The first thing I loved about Jon was his voice, which felt like an arrow piercing my heart. It was intensely emotional and intimate, especially within the soft walls of Largo, which cradled sound like it was a sleeping infant. His inventiveness as a musician and a performer inspired me to no end. When he lined up audience members and gave them each a bell and touched them each on the shoulder to prompt them to ring the bell, creating a kind of impromptu ‘people piano,’ I thought, “I want to make a record. I want to do this.”

It took a long time, but I did it, and with a lot of help from Jon. I wrote my first real song with him. I brought two sets of lyrics to his impressive loft filled with incredible and rare pianos and guitars and drum sets belonging to people like Gillian Welch – vintage, one of a kind Rock and Roll Hall of Fame-style instruments strewn about like cast off toys in an old fashioned nursery, paint slightly peeling but the decay enhancing the beauty and the value of the thing. I had been writing furiously for days preparing for this session. I have loved Jon Brion forever, and it was one of those open secrets that everyone knows about and nobody cares to keep. When I go to music stores, the clerks ask me what he is doing and where he is living. Guitar teachers ask me how his birthday was, if he is still at that Holiday Inn. I never know any of these things, but I like that they think I know.

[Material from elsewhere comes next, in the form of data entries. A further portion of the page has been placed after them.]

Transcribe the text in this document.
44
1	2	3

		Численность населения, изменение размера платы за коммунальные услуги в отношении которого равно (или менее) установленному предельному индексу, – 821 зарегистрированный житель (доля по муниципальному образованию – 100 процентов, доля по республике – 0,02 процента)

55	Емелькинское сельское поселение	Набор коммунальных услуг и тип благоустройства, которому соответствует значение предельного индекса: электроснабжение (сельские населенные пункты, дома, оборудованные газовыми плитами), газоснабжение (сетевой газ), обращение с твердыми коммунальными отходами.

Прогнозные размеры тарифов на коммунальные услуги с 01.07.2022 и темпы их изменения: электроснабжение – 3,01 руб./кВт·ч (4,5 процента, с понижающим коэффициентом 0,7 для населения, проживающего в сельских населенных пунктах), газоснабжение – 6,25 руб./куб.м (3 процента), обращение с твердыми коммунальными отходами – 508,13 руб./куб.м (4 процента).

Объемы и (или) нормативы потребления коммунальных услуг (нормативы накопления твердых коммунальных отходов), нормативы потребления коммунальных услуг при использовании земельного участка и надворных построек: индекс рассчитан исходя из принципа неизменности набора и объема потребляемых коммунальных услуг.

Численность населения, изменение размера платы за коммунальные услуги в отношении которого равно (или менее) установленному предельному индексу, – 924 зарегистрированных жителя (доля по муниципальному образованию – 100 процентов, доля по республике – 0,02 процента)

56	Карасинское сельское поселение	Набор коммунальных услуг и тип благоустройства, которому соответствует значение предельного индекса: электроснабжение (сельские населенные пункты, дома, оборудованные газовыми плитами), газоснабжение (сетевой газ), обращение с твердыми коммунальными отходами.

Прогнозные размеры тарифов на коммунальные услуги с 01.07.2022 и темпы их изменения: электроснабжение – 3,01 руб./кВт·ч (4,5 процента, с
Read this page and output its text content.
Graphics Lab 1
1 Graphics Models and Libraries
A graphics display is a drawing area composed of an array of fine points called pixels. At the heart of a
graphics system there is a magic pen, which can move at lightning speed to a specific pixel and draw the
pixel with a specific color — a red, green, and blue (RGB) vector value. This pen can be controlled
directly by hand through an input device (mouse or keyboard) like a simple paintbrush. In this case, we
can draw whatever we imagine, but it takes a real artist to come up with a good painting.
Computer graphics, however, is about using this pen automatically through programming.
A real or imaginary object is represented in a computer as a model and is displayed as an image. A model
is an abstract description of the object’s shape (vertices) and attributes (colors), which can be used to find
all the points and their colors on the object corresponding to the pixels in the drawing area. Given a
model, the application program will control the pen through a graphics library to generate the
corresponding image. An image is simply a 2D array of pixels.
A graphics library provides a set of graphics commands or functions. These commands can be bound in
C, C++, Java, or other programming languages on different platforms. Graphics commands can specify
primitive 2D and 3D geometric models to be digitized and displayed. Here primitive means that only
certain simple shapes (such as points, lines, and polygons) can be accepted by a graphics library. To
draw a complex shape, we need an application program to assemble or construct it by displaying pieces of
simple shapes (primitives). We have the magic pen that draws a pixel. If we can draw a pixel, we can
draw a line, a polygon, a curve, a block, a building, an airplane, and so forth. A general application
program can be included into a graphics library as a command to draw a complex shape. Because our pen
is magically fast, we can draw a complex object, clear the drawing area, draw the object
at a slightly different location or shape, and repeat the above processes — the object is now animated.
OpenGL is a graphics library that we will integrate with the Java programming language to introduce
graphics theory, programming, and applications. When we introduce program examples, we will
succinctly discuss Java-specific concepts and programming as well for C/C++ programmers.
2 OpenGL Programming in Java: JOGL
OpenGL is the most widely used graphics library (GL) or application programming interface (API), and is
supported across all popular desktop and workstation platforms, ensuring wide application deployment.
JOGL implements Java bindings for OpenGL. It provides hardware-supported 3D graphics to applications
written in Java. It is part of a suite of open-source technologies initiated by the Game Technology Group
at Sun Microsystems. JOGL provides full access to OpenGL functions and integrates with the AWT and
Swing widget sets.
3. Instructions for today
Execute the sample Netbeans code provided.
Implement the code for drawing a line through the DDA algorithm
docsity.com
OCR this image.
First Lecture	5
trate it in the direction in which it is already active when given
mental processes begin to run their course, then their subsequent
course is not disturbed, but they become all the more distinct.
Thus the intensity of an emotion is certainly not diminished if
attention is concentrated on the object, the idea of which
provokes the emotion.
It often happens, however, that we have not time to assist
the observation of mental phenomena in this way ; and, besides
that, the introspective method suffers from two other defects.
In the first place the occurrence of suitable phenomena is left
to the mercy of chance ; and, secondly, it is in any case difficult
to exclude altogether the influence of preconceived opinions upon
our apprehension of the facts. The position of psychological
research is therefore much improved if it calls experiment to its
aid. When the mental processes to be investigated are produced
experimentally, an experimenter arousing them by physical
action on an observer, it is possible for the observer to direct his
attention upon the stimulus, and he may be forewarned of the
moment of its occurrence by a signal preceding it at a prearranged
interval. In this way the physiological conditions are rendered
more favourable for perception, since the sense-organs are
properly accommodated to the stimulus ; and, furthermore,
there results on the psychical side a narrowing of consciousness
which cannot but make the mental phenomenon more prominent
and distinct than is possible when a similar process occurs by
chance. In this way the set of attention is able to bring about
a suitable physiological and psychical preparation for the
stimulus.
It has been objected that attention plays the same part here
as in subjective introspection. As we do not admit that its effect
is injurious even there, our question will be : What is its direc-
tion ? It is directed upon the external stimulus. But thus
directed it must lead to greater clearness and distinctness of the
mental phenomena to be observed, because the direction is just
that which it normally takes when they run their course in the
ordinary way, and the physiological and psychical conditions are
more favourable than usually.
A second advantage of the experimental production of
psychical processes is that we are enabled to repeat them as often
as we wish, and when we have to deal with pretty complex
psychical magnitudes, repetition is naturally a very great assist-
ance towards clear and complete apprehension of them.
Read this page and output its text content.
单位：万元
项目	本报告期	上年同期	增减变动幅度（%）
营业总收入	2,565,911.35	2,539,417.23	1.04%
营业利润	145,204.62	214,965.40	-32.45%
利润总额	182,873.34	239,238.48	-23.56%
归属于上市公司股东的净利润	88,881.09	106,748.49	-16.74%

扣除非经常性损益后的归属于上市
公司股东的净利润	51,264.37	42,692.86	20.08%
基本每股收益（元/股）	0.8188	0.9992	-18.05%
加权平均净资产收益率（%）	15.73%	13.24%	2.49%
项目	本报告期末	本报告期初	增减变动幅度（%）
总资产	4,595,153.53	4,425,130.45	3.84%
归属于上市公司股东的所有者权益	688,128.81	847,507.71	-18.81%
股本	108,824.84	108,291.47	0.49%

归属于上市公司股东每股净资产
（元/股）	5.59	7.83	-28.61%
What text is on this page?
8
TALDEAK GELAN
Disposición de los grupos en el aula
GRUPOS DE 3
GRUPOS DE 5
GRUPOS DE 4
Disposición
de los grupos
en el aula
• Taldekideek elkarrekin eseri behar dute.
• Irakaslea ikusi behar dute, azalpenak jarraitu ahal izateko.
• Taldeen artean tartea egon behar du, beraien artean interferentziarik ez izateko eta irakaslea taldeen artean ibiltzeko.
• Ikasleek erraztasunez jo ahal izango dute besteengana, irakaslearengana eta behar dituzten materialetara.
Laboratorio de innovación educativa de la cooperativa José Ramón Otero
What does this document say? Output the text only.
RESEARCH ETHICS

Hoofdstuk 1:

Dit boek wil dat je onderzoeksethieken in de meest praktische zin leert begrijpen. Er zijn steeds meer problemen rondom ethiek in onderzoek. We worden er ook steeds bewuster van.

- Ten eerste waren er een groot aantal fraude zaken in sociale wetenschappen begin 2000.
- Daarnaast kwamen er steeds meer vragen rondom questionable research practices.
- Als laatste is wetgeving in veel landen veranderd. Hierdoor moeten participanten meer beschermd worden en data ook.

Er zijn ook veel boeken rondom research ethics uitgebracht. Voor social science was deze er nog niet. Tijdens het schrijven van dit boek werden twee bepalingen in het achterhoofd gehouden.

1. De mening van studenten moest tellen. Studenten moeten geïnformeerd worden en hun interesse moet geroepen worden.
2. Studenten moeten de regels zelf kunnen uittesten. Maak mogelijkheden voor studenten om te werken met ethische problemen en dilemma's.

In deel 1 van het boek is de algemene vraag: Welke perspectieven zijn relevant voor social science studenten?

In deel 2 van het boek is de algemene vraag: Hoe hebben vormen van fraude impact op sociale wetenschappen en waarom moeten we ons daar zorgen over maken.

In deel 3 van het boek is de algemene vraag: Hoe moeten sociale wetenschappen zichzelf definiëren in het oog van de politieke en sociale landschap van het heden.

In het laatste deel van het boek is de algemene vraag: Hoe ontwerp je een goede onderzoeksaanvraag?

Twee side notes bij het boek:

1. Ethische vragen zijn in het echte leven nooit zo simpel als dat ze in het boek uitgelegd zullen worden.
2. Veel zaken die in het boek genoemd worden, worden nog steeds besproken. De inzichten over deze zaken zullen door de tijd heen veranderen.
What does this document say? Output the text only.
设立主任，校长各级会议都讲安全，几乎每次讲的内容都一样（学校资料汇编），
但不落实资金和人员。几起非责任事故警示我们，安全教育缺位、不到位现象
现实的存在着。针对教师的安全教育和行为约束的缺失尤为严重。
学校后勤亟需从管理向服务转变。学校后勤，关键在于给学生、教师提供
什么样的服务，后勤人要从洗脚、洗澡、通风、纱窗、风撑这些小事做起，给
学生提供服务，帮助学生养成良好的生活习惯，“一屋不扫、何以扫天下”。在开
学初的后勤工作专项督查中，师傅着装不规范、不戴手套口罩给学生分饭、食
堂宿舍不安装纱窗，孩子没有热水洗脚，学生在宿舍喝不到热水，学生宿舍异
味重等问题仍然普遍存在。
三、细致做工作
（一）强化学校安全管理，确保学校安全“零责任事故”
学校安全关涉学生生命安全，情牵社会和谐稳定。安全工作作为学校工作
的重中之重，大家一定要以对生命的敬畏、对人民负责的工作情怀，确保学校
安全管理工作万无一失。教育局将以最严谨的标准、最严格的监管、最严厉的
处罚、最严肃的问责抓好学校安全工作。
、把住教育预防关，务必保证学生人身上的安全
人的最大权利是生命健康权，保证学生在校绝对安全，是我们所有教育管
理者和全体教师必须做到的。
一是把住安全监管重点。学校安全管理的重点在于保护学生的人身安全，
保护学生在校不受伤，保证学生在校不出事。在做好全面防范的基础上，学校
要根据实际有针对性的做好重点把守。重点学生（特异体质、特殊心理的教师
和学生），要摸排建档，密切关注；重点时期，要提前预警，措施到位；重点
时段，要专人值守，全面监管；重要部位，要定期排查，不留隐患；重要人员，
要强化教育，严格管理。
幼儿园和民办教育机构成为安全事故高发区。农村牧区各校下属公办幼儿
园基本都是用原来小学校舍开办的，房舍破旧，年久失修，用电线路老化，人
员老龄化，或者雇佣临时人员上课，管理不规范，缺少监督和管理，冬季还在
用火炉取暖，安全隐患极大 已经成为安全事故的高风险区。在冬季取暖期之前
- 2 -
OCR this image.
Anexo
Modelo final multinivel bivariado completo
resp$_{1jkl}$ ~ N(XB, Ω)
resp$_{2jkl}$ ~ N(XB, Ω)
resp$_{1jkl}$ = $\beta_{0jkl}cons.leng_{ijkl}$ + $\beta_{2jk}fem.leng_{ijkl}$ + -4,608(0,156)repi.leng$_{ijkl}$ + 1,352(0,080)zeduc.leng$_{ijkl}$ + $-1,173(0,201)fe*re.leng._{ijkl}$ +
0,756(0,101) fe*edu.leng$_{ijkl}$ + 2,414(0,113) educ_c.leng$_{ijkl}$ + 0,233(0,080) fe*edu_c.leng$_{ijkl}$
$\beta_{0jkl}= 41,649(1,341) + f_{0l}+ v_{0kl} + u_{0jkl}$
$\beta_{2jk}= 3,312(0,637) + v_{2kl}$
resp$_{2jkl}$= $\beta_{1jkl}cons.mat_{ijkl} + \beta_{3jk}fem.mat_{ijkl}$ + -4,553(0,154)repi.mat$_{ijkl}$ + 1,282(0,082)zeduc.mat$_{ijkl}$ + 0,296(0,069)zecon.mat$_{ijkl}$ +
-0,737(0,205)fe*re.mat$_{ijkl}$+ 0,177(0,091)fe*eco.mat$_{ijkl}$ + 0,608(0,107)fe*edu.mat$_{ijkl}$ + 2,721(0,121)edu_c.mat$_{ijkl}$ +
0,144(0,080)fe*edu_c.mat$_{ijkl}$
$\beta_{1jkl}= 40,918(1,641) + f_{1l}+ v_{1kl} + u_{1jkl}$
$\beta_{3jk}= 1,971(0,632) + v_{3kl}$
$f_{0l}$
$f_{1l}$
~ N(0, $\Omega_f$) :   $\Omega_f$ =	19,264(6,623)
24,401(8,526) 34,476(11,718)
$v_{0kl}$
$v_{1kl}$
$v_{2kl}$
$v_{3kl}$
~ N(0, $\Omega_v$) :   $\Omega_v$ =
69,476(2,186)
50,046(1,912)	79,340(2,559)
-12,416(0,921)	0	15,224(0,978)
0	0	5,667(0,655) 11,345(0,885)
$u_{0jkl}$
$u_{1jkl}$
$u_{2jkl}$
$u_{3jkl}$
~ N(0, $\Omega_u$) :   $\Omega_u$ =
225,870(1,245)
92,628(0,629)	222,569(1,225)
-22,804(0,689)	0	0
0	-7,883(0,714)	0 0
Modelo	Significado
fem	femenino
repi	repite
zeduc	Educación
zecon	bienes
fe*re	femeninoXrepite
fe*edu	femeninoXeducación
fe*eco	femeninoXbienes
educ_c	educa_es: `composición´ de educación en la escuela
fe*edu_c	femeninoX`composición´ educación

The first set of lyrics I abandoned as I sat down – they felt too jokey to me in such a serious environment, as they were all about semen. I put that page of words on the bottom and the other lyrics on top, shamed by my own crass sense of humor and still so rough edges. Interestingly enough, later, they became part of another song I wrote with Garrison Starr and Meghan Toohey called “Gimme Your Seed.” Part of the alchemy of songwriting -nothing is wasted. No thought is ever too low or too high. Everything works somewhere. The lyrics on top were ones I had written the day before, along with lyrics for another song which would become “Eat Shit and Die,” both about an errant lover who had neglected to contact me on my birthday, something which stung so deeply that only writing poetry could help me recover. Jon made coffee and laid the words out in front of him and pulled out a pen. He asked me what chords I knew, and I dutifully made them. G, A, Em, slight struggle, then -D. And then as an afterthought, C. He showed me how to make a B7 chord and I drew the finger positions on my chord paper. He laughed at the chord paper. “I haven’t seen something like that in a long, long time.” We didn’t use the B7 in the song, but I showed Grant Lee Phillips later that I could make the chord and we used it in “Eat Shit and Die.” Learning these chords were like growing branches on a tree that I would eventually climb, and every time I pick up the guitar I am still amazed at the view.

Photo by Lindsey Byrnes

Jon made some marks on the lyric sheet, crossed out words here and there, apologized for crossing out the words, then tapped his foot and played his guitar and they were all chords I knew. He then sang the words and suddenly like magic my words were now a song! I pulled out my digital recorder and we made a demo. We played the song through two times and I lagged behind, trying to keep up the finger positions of the chords on my guitar. Sometimes my iPod Shuffle will unearth the demo and serve it to me cold in the car as I am driving and I am instantly embarrassed by Jon’s soft voice singing my words about being mad at some dude, my inability to play guitar with my fingers twisting up on themselves, my own shaky, insecure voice trying to keep up and the overall disbelief in the air that I was actually singing and playing with someone I had idolized for so long – so strong and palpable you can hear it via mp3. we performed the song at Largo that night, for Ian Harvie’s No on Prop 8 benefit, and we had to stop and start the song over because I forgot how the beginning went and I was so frazzled from nerves and excitement.